Section 8 Chicago, a fan organization for the Chicago Fire Soccer Club, hosted its fifth Malört 5K Aug. 19 to celebrate the team’s 20th anniversary. Participants swallowed a shot of the biting beverage both before and after the race. A shot of Malört, Mechling said, can act as a “shock to the pistons” to get people going.

After local news outlets including RedEye Chicago and TimeOut Chicago picked up the event this year, it saw a huge attendance spike. In previous years, the 5K had 20–40 runners, but 175 participants braved the bitterness this year, said Scott Greene, Section 8’s chairman.

Greene said Section 8 does not keep the “Champagne of pain” to themselves. When the group travels to out-of-state games with the team, it always has some Malört in supply for other soccer fans to try.
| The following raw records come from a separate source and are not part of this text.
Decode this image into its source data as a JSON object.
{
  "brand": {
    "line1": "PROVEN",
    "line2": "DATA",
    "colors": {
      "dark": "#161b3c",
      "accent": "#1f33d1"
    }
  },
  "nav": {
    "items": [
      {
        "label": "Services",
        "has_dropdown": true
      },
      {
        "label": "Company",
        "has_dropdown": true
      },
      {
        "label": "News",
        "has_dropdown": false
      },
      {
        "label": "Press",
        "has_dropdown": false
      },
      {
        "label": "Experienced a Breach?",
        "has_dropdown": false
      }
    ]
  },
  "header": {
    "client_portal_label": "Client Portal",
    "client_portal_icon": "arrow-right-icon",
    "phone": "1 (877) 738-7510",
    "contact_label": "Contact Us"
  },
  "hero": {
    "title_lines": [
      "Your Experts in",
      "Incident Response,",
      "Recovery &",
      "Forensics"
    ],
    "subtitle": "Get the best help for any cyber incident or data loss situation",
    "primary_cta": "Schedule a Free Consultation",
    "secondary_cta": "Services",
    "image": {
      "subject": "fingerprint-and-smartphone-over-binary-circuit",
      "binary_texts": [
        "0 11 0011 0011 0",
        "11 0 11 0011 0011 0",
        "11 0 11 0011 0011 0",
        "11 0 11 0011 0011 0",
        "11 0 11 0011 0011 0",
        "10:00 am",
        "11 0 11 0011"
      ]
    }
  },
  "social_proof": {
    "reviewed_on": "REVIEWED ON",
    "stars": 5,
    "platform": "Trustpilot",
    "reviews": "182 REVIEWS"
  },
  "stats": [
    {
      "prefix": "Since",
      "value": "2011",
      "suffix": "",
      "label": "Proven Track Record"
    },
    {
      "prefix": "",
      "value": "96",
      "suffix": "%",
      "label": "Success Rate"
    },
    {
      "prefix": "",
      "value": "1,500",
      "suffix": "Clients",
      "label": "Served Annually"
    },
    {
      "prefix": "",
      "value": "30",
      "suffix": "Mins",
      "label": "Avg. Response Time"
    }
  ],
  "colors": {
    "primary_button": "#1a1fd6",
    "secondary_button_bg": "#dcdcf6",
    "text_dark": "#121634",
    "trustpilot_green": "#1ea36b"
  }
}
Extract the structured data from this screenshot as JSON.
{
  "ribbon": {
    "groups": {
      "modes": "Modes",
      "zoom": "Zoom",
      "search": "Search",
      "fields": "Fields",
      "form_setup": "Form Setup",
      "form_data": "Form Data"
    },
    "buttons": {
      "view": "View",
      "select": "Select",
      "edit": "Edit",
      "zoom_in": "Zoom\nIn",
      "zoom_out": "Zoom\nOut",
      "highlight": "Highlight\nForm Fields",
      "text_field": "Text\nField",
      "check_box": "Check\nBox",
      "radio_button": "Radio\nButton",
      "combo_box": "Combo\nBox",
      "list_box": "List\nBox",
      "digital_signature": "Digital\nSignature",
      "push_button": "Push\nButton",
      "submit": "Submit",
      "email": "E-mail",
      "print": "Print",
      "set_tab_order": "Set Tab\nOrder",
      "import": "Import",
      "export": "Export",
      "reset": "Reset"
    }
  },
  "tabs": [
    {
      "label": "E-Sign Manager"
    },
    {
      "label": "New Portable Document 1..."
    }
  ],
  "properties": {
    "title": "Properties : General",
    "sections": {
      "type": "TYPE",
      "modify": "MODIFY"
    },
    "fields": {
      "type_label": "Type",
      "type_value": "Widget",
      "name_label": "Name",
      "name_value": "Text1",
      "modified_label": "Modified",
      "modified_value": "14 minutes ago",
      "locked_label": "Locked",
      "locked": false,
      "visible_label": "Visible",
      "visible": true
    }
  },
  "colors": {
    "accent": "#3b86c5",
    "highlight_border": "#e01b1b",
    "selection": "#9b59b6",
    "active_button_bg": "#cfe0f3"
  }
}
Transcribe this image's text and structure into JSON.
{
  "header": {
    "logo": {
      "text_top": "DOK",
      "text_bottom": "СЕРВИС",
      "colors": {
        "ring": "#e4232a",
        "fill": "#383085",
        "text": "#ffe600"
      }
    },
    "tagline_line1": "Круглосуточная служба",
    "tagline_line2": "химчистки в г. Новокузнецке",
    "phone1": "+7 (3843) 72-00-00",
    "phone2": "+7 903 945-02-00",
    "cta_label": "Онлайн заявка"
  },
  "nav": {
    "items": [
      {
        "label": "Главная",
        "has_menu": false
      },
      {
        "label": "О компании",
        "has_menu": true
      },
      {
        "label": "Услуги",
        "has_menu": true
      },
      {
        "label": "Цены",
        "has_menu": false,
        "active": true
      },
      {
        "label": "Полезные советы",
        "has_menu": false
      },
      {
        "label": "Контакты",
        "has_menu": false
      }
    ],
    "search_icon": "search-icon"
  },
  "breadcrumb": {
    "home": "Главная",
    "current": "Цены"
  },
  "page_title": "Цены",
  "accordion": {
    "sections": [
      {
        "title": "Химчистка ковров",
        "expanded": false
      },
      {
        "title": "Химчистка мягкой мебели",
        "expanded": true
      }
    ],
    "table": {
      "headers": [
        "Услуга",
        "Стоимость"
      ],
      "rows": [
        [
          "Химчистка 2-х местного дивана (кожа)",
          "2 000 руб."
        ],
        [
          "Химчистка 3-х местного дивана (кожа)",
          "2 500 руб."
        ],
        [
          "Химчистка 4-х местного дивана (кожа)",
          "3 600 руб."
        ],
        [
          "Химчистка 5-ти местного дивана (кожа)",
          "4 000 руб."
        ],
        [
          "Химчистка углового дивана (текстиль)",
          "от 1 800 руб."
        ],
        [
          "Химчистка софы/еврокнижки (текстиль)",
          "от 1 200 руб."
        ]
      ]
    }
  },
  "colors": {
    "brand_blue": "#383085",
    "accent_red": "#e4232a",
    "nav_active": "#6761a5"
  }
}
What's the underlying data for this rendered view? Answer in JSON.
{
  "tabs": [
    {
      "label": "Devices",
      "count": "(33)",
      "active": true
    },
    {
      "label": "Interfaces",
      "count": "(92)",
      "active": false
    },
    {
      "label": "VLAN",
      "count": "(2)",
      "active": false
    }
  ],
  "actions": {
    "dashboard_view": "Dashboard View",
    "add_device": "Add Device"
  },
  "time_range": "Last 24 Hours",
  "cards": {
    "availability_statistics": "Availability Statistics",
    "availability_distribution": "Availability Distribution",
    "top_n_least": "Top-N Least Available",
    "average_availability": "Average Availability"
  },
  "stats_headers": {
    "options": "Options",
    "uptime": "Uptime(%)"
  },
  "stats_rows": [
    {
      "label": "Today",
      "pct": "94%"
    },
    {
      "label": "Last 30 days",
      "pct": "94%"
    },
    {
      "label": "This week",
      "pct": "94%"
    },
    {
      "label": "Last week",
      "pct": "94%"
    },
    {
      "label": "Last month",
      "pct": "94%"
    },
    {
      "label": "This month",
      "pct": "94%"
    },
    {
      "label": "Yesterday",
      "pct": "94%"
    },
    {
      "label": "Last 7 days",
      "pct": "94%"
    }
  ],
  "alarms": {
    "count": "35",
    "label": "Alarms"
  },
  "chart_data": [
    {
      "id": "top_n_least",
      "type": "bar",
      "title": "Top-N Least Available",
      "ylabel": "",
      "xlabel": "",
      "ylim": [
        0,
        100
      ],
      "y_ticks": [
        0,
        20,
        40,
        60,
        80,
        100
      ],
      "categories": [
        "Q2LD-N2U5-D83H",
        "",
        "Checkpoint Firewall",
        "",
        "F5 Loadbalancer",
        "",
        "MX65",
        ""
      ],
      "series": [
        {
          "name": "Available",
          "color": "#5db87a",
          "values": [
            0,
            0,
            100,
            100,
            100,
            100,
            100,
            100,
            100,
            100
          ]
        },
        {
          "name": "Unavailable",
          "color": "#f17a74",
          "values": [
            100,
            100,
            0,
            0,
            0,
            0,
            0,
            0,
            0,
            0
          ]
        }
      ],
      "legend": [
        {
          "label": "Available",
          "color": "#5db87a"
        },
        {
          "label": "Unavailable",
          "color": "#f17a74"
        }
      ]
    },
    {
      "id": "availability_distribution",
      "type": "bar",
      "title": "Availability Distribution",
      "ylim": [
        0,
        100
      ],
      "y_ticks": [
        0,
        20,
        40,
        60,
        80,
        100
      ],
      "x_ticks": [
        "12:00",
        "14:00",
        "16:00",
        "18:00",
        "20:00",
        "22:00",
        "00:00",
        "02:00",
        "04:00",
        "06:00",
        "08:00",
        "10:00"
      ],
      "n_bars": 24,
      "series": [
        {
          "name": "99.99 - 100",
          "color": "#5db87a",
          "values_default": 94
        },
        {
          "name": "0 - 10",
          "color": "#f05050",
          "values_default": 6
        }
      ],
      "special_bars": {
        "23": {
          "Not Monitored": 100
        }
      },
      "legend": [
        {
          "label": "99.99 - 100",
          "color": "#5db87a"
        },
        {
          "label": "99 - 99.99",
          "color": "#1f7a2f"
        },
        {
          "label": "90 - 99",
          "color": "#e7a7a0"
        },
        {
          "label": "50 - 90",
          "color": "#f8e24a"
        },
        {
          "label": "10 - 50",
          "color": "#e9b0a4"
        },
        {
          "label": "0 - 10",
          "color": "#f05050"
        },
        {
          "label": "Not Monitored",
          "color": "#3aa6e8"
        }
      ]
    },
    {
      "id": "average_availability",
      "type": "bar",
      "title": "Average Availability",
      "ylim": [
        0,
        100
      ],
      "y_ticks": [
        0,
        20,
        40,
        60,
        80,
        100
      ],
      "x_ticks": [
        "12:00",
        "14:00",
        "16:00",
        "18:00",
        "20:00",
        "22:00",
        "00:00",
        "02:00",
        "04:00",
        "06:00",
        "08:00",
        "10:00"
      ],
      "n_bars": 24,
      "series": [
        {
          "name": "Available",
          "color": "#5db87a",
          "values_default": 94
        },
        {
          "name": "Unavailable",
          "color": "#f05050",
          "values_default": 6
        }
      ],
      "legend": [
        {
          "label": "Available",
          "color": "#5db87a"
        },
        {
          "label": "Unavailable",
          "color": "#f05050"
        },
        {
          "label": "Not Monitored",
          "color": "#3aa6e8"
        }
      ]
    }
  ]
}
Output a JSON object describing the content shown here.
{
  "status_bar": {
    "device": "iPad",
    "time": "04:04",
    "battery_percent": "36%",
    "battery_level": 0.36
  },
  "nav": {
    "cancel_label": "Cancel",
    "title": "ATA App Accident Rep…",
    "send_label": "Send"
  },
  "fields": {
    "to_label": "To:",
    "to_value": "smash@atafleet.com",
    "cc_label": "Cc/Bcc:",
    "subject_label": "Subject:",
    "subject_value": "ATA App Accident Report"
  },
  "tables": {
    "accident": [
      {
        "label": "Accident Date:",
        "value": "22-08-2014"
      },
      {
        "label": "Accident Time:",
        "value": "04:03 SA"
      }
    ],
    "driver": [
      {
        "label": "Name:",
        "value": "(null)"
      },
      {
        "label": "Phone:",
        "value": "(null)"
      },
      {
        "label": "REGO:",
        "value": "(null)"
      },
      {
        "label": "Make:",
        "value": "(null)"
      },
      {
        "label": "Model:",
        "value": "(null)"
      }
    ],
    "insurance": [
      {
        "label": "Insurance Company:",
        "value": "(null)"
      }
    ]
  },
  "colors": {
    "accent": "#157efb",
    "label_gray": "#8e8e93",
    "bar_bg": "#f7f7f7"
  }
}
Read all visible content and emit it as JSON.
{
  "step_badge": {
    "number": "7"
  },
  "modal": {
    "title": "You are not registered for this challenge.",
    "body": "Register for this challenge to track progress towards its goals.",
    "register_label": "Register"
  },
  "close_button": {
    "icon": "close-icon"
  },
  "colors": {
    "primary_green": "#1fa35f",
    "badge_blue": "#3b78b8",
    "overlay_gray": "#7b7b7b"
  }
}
“Really, no one has a gray area about Malört,” Greene said. “It’s either that it’s the worst thing I ever tasted or, ‘Hey, that’s pretty good; I think I’ll have it.’ I really think it is just a repulsive drink.”

That polarity is due in part to the local lore surrounding the drink, said Printers Row Wine Shop employee D.J. Cooper. Malört does not sell well, but it is a necessary addition to any Chicago liquor store’s inventory, he added.

“I don’t get it,” Cooper said. “It’s just one of those initiation nonsense macho things. It’s ridiculous, but it’s part of our culture, so what are you going to do?”